Die Misere begann im dritten Freien Training. Stroll wurde in Kurve 10 etwas zu weit hinausgetragen und touchierte daraufhin die Mauer. Dieser Zwischenfall hatte stressige Reparaturarbeiten zur Folge, denn bis zum Qualifying musste der FW40 wieder einsatzfähig sein. "Wir hatten im Training starkes Übersteuern. Wir haben ein neues Set-up ausprobiert. Ich war in Kurve 10 ein bisschen zu weit links, wollte aber weiter voll draufbleiben und habe dann einen kleinen Schlag bekommen. Danach habe ich die Mauer berührt."

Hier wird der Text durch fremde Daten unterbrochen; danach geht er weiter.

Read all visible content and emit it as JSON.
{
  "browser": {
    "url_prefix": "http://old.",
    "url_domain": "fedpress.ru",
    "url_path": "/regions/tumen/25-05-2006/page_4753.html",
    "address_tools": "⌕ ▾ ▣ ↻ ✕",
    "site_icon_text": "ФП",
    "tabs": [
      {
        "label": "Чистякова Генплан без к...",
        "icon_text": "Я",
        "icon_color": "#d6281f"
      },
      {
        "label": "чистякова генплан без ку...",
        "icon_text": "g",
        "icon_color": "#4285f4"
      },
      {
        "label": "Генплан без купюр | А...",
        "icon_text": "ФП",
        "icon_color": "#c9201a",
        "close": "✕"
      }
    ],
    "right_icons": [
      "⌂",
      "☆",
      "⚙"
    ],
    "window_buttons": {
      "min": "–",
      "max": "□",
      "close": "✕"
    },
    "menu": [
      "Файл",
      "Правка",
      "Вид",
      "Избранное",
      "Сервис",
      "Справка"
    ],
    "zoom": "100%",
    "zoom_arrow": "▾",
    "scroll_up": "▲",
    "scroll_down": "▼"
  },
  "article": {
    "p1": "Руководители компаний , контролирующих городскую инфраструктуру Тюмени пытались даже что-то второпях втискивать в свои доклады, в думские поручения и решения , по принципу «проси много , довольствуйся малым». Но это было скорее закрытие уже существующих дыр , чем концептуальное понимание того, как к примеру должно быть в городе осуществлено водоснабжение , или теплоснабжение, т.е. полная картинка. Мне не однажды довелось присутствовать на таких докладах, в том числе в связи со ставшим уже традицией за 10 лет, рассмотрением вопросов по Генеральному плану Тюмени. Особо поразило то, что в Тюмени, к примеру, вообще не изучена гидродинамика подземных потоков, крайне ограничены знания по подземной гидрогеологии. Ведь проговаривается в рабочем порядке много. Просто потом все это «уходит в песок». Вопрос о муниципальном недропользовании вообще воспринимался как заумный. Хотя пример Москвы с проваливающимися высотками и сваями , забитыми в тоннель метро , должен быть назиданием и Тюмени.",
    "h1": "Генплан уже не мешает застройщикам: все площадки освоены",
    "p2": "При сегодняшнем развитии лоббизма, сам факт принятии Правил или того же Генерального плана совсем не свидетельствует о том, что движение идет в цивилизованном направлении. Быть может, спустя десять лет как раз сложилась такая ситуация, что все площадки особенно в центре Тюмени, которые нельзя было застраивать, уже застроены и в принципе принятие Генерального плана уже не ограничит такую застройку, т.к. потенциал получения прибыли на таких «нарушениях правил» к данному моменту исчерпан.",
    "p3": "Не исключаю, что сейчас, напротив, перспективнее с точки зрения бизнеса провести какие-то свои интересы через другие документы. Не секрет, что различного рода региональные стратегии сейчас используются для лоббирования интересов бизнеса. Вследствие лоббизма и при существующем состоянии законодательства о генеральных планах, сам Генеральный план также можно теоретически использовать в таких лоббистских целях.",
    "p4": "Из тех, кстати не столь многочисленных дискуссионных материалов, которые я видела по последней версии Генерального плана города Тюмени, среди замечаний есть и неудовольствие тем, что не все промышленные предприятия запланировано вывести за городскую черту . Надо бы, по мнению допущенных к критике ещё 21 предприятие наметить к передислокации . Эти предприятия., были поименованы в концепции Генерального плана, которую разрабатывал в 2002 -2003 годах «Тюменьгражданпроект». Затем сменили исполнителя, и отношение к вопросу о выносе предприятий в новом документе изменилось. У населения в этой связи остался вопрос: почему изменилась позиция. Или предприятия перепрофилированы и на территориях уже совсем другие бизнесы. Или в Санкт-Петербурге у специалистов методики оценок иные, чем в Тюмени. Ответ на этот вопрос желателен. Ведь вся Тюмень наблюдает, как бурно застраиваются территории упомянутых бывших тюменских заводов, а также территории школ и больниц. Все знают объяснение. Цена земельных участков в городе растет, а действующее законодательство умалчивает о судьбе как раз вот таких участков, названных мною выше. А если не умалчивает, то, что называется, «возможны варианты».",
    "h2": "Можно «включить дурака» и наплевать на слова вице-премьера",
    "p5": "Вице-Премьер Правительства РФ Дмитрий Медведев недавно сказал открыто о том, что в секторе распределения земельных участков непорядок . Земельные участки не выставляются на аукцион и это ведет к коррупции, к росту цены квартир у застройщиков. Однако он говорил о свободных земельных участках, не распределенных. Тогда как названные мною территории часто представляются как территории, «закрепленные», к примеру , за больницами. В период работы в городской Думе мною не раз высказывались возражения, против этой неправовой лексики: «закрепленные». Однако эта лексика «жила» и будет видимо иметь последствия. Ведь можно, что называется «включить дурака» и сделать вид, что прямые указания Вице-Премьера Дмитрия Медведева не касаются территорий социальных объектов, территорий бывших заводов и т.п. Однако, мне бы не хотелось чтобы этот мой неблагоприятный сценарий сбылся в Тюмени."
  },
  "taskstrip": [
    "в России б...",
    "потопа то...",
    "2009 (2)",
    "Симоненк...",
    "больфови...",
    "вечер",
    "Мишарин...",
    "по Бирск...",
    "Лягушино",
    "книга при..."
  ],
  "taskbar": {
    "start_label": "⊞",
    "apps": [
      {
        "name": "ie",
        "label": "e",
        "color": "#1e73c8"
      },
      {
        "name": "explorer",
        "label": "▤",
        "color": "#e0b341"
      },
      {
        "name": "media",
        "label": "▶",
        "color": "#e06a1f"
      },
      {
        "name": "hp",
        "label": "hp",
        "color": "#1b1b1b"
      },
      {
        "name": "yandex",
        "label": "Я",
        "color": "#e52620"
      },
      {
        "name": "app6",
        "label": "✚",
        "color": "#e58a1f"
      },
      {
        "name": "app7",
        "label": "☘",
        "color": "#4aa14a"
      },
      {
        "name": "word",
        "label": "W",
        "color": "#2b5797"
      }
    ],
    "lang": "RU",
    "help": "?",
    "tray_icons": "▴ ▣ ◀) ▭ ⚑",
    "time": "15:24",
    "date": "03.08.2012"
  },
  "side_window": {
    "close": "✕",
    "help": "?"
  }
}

Die Berührung reichte aus, um "ziemlich großen Schaden anzurichten", bemerkt der Neuzugang. Denn Williams musste in der Mittagspause das Getriebe tauschen, dafür erhält Stroll eine Rückversetzung um fünf Startplätze. Am Samstagabend gab die FIA außerdem bekannt, dass am Sonntagvormittag ein Teamverantwortlicher bei den Rennkommissaren vorsprechen muss. Das Getriebe wurde nämlich getauscht, ohne die FIA darüber zu informieren. Daher ist die Strafversetzung von Stroll zum aktuellen Zeitpunkt noch nicht bestätigt worden. Womöglich könnte noch größerer Ärger drohen.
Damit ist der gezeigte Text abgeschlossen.